Christoph Links: Wir arbeiten schon, haben uns aber noch nicht als GmbH konstituieren können, weil uns dafür immer noch eine Lizenz des Kulturministeriums fehlt. Dort gibt es offensichtlich im Hause selbst noch Kompetenzstreitigkeiten. Das andere Problem sind Papier und Druckkapazitäten. Hier hat am Wochenende die Regierung auf Druck der Opposition zugestanden, daß allen Gruppen und Parteien des runden Tisches solche Kapazitäten zur Verfügung gestellt werden. Was aber aus unabhängigen Projekten wird, ist derzeit völlig offen.

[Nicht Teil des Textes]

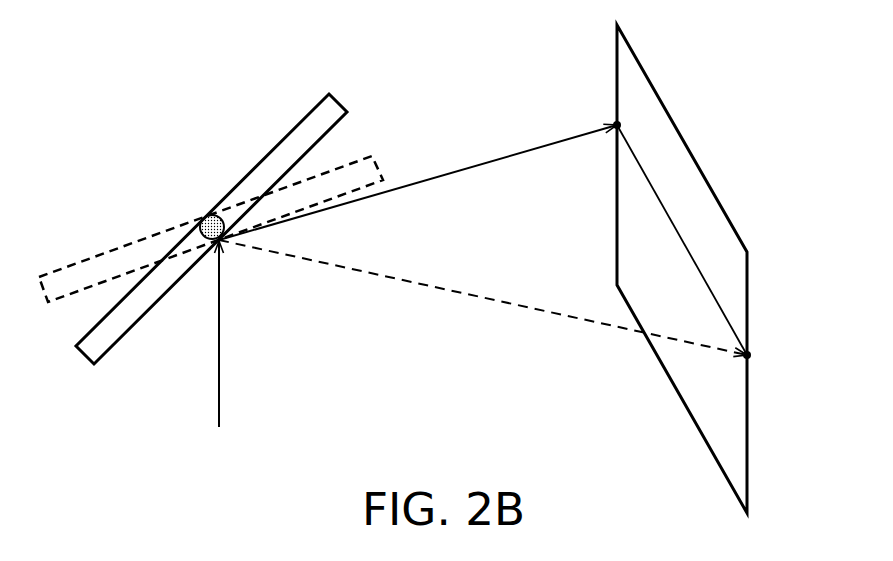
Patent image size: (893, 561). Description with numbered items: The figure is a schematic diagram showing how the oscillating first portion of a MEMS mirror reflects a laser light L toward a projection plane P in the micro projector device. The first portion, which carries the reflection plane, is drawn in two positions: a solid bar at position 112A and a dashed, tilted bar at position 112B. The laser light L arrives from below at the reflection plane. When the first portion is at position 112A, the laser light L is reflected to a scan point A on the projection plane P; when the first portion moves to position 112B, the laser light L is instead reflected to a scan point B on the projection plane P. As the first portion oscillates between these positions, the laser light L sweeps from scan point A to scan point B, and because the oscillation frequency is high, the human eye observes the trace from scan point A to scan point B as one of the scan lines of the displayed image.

The position of the first portion of the MEMS mirror 112A is at (340, 106).
The position of the first portion of the MEMS mirror 112B is at (378, 167).
The laser light L is at (223, 351).
The projection plane P is at (684, 402).
The scan point A is at (620, 122).
The scan point B is at (751, 352).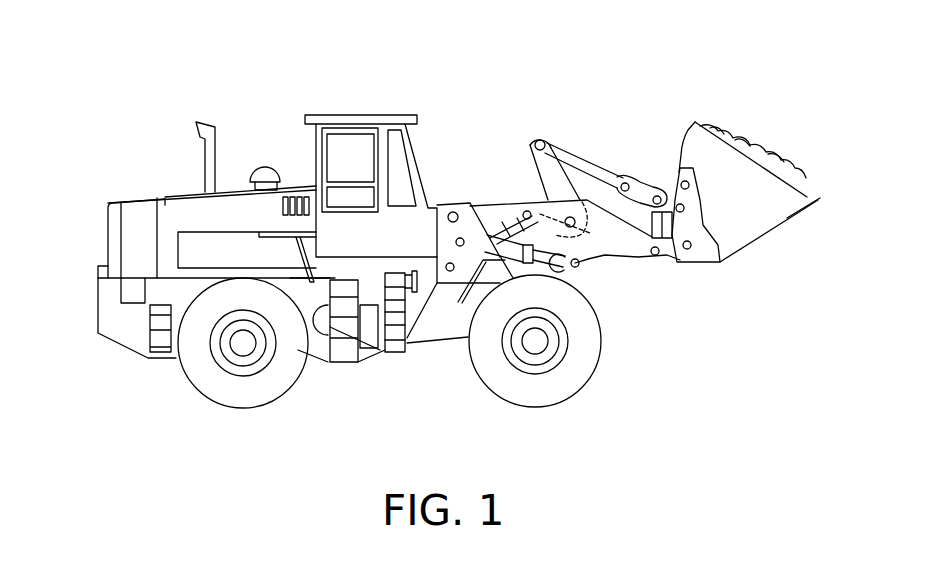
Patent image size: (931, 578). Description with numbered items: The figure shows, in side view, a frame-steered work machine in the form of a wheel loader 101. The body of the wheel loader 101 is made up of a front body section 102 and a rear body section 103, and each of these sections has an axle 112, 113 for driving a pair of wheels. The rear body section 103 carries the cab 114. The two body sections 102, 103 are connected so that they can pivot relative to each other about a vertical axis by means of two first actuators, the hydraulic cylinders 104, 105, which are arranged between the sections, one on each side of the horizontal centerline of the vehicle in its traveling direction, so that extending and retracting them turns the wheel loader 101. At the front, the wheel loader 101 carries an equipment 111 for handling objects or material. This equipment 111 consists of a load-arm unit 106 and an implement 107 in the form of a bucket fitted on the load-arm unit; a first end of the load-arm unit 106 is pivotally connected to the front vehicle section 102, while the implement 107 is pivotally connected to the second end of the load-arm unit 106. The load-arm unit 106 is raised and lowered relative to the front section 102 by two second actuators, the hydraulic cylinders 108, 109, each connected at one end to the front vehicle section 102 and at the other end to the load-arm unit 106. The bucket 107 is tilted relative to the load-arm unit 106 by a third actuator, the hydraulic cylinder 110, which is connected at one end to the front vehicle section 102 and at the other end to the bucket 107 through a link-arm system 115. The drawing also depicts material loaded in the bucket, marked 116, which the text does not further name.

The wheel loader 101 is at (278, 84).
The front body section 102 is at (425, 337).
The rear body section 103 is at (133, 329).
The hydraulic cylinder 104 is at (425, 285).
The hydraulic cylinder 105 is at (411, 311).
The load-arm unit 106 is at (675, 265).
The implement 107 is at (737, 227).
The hydraulic cylinder 108 is at (553, 263).
The hydraulic cylinder 109 is at (662, 225).
The hydraulic cylinder 110 is at (498, 203).
The equipment 111 is at (636, 117).
The axle 112 is at (237, 345).
The axle 113 is at (540, 343).
The cab 114 is at (355, 118).
The link-arm system 115 is at (590, 163).
The material load 116 is at (757, 165).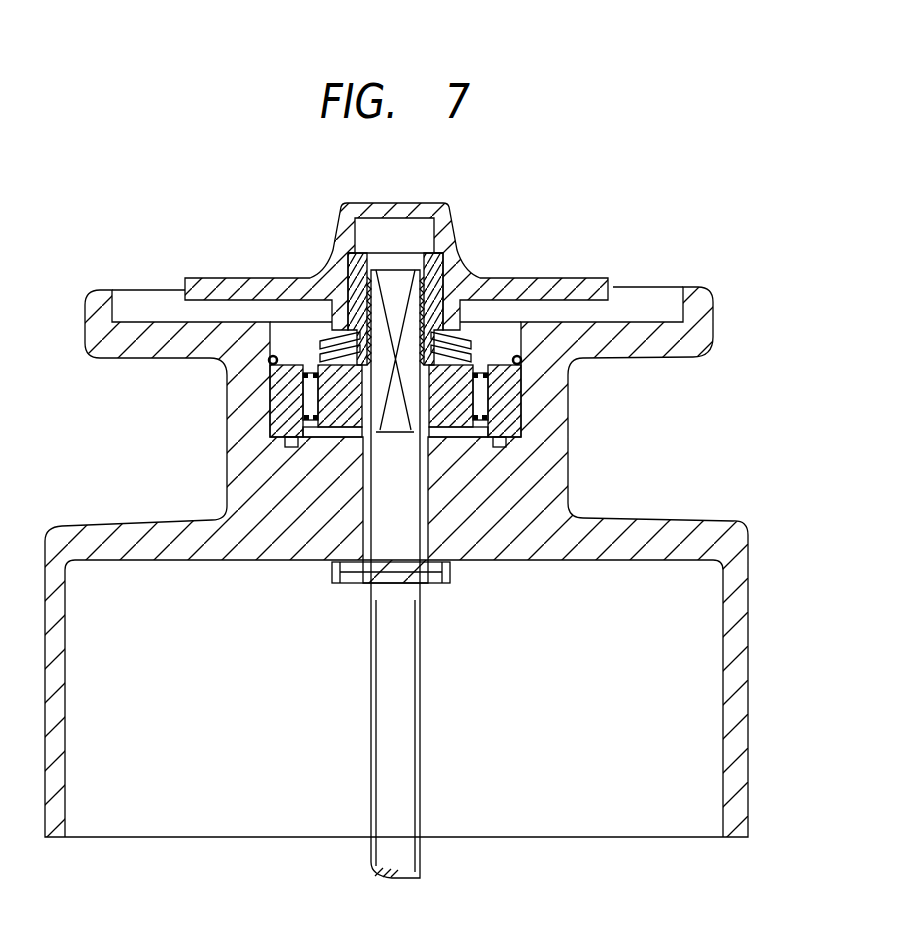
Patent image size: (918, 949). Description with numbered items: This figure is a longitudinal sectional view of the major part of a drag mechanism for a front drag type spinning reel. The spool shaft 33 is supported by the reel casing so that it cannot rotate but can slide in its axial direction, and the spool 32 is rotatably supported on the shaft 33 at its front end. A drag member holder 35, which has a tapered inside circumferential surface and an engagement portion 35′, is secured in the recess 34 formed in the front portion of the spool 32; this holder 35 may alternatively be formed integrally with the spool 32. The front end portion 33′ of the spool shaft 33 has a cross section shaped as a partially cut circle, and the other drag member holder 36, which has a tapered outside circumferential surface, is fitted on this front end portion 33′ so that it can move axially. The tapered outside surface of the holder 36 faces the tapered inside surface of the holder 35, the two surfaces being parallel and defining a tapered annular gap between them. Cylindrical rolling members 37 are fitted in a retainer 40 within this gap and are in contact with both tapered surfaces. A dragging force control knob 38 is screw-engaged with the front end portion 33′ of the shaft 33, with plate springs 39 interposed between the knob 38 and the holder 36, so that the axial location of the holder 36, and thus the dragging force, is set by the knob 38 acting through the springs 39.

The spool 32 is at (556, 494).
The spool shaft 33 is at (404, 858).
The front end portion of the spool shaft 33′ is at (403, 292).
The recess 34 is at (468, 322).
The drag member holder 35 is at (522, 406).
The engagement portion 35′ is at (505, 428).
The drag member holder 36 is at (332, 402).
The cylindrical rolling members 37 is at (304, 414).
The dragging force control knob 38 is at (272, 288).
The plate springs 39 is at (518, 354).
The retainer 40 is at (272, 378).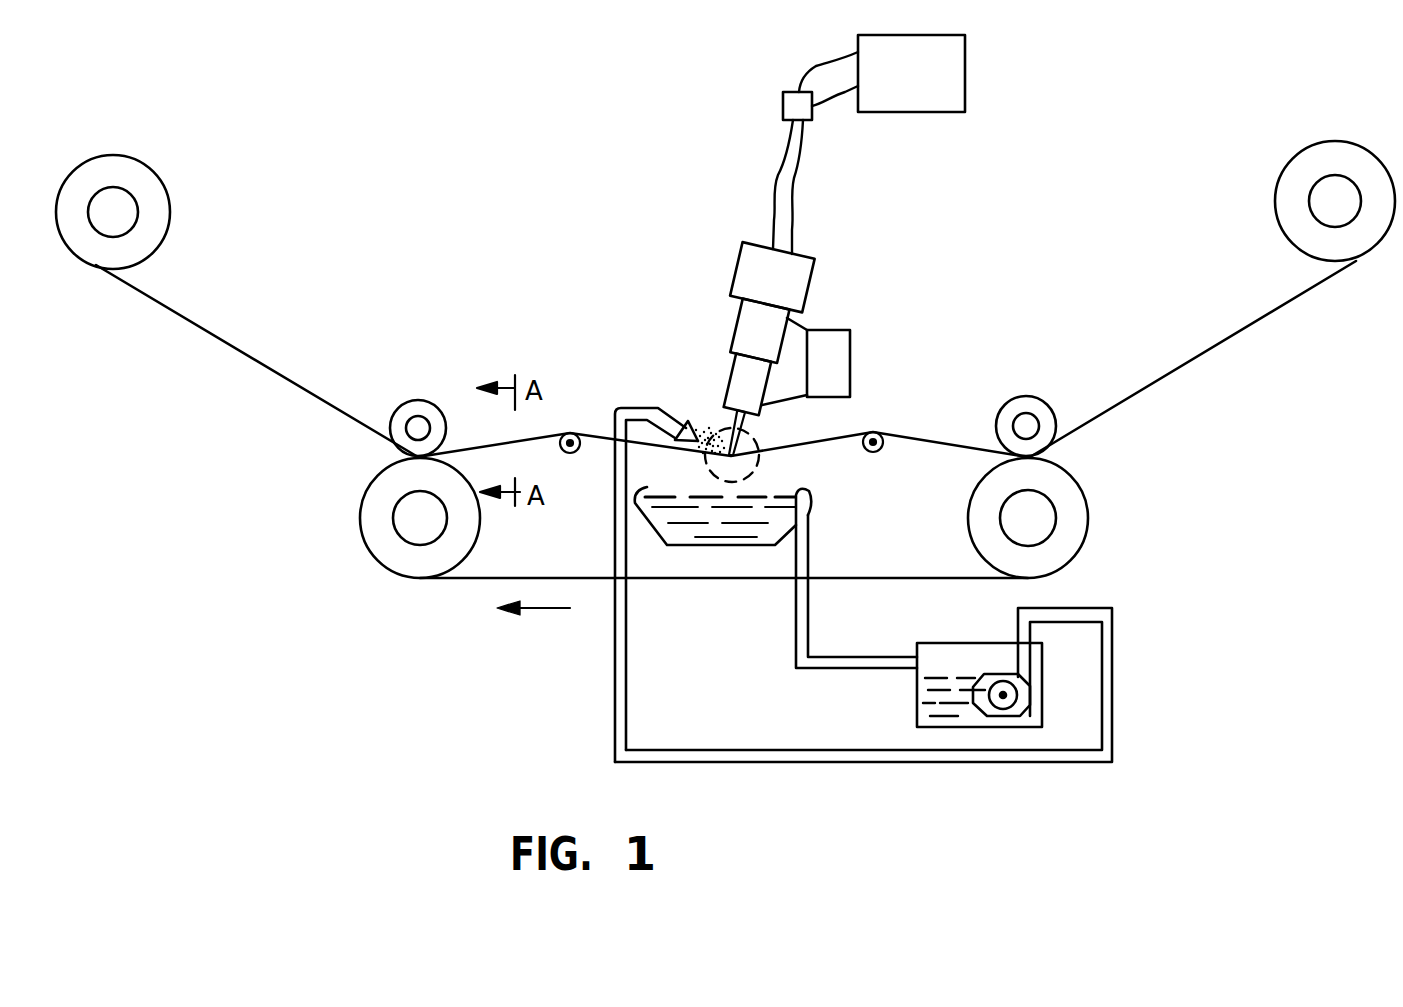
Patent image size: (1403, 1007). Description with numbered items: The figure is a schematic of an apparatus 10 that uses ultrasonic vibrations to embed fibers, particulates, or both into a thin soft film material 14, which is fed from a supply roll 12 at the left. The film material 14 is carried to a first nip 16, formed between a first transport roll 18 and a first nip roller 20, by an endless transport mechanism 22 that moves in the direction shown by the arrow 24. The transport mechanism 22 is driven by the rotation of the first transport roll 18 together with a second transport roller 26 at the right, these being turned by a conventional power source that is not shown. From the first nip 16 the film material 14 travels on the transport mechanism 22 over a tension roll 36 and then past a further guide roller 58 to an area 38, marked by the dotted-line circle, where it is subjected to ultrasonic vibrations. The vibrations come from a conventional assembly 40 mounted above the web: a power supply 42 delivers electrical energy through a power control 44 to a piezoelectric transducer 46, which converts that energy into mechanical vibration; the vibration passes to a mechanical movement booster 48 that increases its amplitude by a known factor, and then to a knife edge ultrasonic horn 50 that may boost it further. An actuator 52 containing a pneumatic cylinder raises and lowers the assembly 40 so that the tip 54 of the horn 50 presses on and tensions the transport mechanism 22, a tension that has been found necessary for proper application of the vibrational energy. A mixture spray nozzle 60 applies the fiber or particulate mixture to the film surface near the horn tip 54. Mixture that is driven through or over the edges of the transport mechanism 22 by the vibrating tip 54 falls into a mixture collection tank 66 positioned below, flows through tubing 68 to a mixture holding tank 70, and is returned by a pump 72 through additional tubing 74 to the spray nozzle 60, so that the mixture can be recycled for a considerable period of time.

The apparatus 10 is at (464, 170).
The supply roll 12 is at (162, 178).
The thin soft film material 14 is at (197, 327).
The first nip 16 is at (382, 454).
The first transport roll 18 is at (368, 522).
The first nip roller 20 is at (421, 400).
The endless transport mechanism 22 is at (487, 578).
The arrow 24 is at (556, 612).
The second transport roller 26 is at (1089, 505).
The tension roll 36 is at (571, 432).
The area 38 is at (770, 465).
The assembly 40 is at (858, 257).
The power supply 42 is at (965, 66).
The power control 44 is at (783, 106).
The piezoelectric transducer 46 is at (808, 247).
The mechanical movement booster 48 is at (740, 320).
The knife edge ultrasonic horn 50 is at (732, 367).
The actuator 52 is at (850, 340).
The tip 54 is at (715, 440).
The guide roller 58 is at (876, 435).
The mixture spray nozzle 60 is at (683, 421).
The mixture collection tank 66 is at (717, 548).
The tubing 68 is at (810, 614).
The mixture holding tank 70 is at (933, 697).
The pump 72 is at (1023, 688).
The additional tubing 74 is at (800, 765).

Was heißt das für „Linksdruck“?

Wir haben bislang zwölf Projekte laufen, für die wir mit Autoren Vorverträge geschlossen haben, im Frühsommer sollen die ersten Bücher dasein. Aber das setzt eben Papier und Druckkapazitäten voraus. Wir können im Moment nur versuchen, auf eigene Faust mit den Druckereien zu reden, ob irgendwo zum Beispiel die Neuauflage eines Buches mit einem Erich -Honecker-Vorwort geplatzt ist.

Ist nicht eine Kooperation mit westlichen Verlagen verlockender als diese mühselige Suche nach Papier?

Das Joint-venture-Gesetz ist ja in Vorbereitung, und ich bin in den letzten Wochen von verschiedenen, auch größeren westdeutschen Verlagshäusern angesprochen worden, ob man bei uns nicht einsteigen oder uns auch kaufen könne - als Brückenkopf für den eigenen Vertrieb in der DDR. Natürlich ist das attraktiv, wenn einem da sechsstellige DM-Summen angeboten werden. Aber wir wollen ja einen unabhängigen linken Sachbuchverlag auf die Beine stellen und sind der Zensur nicht entflohen, um von anderen Leuten gesagt zu bekommen, was wir zu machen haben.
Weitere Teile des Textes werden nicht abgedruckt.